For the Jackson Hole Classical Academy, lunch is full of healthy lessons.
By Mel Paradis // Photography by Ashley Wilkerson
When you think about school lunch programs, you probably don’t envision Aristotle. Instead, you picture old ladies in hairnets slopping green beans on a tray. Yet it’s Aristotle’s quote, “Educating the mind without educating the heart is no education at all,” that is the core of both the curriculum and the lunch program at the Jackson Hole Classical Academy.
The Academy, which opened in the fall of 2014, aims to develop intellectual and moral foundations within its students, while encouraging good habits and strong academic achievement. “We want to be consistent in our model,” says headmaster Polly Friess. “We want our students to desire the right things. In literature, we want them to read great books. In music, we want them to listen to great music. When they eat, we want them to desire healthy foods.”
The Academy added a kitchen to the original building design, but it remained unused for the school’s first year. Then Chas Baki—father of a student, husband of the school’s kindergarten teacher, and a graduate of the Western Culinary Institute—offered his services. Baki moved to Jackson with his family in 2014 and has worked at The Blue Lion, Couloir, and Gather.
Currently, Baki and three other parents prepare lunches at the Academy on Mondays and Wednesdays. “My goal is to [someday] serve lunch five days a week, while providing healthy meals that parents can feel good about giving their children,” he explains. Though the meals look like traditional school lunches on the outside, students are surprised to learn that healthy ingredients are often snuck into the homemade fare. Baki makes almost everything from scratch—even the mayonnaise—and adds ingredients like black beans to the brownies and sunflower seeds to the chocolate chip cookies. When the children ask, “What are these green things?” it opens the opportunity to teach them about healthy ingredients. “One of the main reasons I got into the culinary arts was to learn about our relationship to food and how it affects our overall health through mind, body, and spirit,” Baki explains.

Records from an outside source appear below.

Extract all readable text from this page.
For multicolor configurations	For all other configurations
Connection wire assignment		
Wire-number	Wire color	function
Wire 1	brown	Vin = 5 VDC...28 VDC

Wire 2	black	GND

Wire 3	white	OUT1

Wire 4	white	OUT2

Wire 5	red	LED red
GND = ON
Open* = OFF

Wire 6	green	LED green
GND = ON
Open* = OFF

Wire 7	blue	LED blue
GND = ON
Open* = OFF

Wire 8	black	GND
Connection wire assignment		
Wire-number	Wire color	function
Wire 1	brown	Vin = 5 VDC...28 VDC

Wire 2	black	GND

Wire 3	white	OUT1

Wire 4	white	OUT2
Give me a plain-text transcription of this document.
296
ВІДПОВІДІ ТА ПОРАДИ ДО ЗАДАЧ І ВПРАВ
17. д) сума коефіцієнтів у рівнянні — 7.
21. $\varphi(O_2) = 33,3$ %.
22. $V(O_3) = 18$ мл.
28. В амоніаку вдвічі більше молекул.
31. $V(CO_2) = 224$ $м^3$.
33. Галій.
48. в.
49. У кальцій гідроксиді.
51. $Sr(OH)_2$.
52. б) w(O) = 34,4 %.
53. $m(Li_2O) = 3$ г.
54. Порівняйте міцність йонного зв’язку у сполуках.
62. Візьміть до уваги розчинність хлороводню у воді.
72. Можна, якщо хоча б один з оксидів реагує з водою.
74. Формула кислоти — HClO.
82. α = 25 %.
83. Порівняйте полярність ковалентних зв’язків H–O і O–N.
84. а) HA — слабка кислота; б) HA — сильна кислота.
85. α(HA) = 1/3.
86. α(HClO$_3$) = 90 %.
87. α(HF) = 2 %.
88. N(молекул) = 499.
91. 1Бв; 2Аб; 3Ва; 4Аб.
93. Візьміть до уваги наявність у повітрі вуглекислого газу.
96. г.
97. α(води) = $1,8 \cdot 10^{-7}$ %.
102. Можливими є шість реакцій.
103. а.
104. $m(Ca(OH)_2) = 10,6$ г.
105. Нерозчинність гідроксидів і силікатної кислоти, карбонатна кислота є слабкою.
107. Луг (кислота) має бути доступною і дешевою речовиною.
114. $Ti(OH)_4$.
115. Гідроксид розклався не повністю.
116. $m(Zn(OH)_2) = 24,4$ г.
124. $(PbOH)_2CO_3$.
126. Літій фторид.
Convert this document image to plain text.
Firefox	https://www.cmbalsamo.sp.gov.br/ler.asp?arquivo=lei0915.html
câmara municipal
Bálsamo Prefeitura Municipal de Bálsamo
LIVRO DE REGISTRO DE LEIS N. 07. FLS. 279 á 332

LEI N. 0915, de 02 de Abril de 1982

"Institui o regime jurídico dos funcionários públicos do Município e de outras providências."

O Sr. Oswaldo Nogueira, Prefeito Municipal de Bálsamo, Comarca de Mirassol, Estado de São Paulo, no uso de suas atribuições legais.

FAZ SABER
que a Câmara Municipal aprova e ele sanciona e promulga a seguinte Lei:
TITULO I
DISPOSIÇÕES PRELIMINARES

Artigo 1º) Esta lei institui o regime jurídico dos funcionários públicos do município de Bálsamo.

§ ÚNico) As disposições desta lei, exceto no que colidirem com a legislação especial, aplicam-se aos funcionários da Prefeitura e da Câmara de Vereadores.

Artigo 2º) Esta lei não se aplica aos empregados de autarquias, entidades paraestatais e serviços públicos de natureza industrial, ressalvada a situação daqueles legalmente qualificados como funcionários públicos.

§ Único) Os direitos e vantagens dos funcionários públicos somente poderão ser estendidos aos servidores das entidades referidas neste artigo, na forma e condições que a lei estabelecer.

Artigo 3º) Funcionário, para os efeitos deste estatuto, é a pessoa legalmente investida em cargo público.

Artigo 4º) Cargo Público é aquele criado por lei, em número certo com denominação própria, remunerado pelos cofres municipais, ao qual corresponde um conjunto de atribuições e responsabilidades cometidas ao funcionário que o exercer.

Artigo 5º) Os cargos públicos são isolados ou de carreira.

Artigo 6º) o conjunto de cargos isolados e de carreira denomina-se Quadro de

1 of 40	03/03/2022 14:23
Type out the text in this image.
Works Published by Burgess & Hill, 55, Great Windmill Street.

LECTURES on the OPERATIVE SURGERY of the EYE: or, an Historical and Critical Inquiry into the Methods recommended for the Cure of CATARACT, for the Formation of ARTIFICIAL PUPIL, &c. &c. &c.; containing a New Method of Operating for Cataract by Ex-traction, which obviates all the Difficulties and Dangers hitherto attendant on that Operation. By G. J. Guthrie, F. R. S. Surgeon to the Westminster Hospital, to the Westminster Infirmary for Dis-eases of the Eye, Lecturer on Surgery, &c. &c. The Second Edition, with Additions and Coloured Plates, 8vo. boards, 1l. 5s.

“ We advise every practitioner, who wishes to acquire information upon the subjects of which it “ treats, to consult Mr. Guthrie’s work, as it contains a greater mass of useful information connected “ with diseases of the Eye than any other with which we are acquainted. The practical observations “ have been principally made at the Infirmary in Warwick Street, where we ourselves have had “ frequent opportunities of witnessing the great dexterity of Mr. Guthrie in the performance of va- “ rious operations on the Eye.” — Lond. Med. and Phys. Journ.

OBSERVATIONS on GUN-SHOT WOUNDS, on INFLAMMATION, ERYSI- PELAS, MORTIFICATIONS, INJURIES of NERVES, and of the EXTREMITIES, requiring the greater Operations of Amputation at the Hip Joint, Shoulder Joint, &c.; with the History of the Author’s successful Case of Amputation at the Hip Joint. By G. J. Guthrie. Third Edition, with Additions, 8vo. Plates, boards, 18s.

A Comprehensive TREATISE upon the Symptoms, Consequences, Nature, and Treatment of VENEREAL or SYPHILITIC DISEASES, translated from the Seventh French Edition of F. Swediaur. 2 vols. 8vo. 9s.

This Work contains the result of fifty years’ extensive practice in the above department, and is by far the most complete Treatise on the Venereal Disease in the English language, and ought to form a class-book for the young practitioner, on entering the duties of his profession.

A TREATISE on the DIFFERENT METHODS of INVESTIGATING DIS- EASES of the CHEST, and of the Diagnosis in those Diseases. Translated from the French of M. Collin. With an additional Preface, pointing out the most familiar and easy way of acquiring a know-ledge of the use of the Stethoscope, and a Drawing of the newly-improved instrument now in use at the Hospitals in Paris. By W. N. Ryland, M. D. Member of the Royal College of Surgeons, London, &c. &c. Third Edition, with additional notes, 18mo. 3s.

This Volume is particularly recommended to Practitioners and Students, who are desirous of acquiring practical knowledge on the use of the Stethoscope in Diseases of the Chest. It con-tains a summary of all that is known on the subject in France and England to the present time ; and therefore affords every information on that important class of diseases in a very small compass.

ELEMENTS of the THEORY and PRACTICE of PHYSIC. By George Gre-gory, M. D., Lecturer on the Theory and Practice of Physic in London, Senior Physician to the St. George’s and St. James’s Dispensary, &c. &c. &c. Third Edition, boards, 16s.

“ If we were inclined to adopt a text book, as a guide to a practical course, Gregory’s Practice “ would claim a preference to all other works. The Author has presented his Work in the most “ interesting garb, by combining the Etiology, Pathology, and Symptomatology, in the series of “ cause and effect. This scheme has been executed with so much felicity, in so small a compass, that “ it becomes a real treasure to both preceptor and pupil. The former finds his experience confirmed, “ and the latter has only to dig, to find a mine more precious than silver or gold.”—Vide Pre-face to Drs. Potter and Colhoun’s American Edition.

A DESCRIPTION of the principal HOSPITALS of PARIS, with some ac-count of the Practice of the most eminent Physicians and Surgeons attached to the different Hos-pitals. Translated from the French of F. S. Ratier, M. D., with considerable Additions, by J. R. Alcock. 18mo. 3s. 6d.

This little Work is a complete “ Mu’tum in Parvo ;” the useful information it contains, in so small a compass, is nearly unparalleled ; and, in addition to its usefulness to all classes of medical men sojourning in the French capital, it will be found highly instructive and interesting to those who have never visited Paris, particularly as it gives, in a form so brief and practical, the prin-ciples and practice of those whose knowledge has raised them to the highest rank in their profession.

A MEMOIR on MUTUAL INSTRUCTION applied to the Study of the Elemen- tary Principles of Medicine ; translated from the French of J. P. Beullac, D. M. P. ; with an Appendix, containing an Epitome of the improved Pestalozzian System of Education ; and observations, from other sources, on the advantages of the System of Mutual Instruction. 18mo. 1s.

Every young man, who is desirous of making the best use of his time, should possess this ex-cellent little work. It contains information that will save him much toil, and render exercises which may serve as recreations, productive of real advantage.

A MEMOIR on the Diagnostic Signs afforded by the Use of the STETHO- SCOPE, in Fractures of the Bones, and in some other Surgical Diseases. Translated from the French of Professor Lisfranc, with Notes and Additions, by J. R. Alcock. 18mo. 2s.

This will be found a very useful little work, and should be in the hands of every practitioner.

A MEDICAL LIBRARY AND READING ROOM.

The school’s families add even more heart and soul to the lunch program through a unique model of financial support. Approximately 90 percent of enrolled students participate in the program. And while the actual cost of each meal is five dollars, some families pay only three and others opt to pay seven. “We built a community,” says Friess. “We support each other in a nice way.”
At the Jackson Hole Classical Academy, even lunch comes with a little dose of education and a whole lot of heart. For “food is the foundation of it all,” says Baki.